A larger study published a variation on Bascom’s “pit-picking” procedure and showed good results. All openings and tracts were cored out with skin trephines (from 2 mm up to 9 mm in diameter). Curved forceps or curettes, as well as cotton swabs dipped in hydrogen peroxide, were introduced via the trephines to clear the cavities of hair, debris, and granulation tissue. All wounds were left open and no packing was needed. The recurrence rate at 5 years was about 13%.
Local Excision and Healing by Secondary Intention
Local excision and healing by secondary intention, a simple and reproducible technique, is widely practiced. It involves regular outpatient visits, initially painful dressing changes, and for patients with larger wounds, a significant time off work. The average healing time is well over 2 months. Marsupialization, by suturing the skin edges to the wound base, was added to wide excision with the goal of creating a smaller wound that will heal more quickly. Negative pressure dressings have been used to facilitate faster healing.

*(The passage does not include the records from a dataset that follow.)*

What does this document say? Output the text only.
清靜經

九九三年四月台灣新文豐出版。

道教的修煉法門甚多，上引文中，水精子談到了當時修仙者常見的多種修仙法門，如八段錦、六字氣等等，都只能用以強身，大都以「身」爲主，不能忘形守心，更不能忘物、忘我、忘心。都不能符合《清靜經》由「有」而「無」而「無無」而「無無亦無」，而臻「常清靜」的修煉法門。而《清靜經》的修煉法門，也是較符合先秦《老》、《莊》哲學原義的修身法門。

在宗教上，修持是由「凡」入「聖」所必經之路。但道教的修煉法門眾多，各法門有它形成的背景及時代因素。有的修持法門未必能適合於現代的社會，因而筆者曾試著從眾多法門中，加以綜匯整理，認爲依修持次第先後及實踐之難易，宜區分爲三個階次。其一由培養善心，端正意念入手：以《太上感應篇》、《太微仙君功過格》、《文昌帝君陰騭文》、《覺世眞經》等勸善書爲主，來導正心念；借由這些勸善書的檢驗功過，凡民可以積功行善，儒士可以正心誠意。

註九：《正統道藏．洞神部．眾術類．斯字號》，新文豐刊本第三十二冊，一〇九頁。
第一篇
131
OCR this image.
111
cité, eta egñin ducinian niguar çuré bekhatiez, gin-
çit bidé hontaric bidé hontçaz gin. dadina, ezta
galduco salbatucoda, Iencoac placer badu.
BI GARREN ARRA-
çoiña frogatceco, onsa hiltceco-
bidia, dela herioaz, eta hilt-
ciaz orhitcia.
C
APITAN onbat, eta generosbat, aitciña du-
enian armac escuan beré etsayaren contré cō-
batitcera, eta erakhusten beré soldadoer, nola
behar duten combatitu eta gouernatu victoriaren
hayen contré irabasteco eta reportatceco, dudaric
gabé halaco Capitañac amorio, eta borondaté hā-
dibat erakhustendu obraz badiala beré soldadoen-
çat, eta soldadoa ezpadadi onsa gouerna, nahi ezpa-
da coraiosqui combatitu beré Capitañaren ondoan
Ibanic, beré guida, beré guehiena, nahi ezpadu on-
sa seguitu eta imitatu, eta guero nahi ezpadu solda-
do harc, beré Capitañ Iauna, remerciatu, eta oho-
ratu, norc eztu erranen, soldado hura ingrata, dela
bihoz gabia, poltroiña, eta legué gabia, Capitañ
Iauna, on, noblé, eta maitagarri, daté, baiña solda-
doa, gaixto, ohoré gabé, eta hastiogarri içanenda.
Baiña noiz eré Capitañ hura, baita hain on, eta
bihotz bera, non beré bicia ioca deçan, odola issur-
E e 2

Wounds that are present after excision and primary midline closure heal significantly faster than do wounds that are present after excision without closure. However, after open healing, a recurrence is less likely to occur. When directly compared with midline closure after excision, open healing is associated with an estimated 60% reduction in the risk of recurrent disease.
Local excision and open healing will always be an option in the setting of recurrent disease and sepsis. However, there is no guarantee of success because the patient is still left with a deep natal cleft and vulnerable skin for the duration of the healing process, with the associated risk of recurrence.
Excision and Wound Closure: Midline or Off-Midline Closure?
If excisional surgery is required for chronic pilonidal disease, the one principle that provides a clear benefit is to close the wound off the midline rather than directly in the midline of the gluteal cleft. Wounds off the midline have consistently been associated with faster healing times and lower rates of wound morbidity and recurrence. For studies with follow-up longer than 12 months, the recurrence rate for off-midline closure was 1.4%, compared with 10.3% with midline closure. Nine patients would need to be treated with excision and off-midline closure to prevent one wound infection, and 11 would need to be treated in this manner to prevent one recurrence.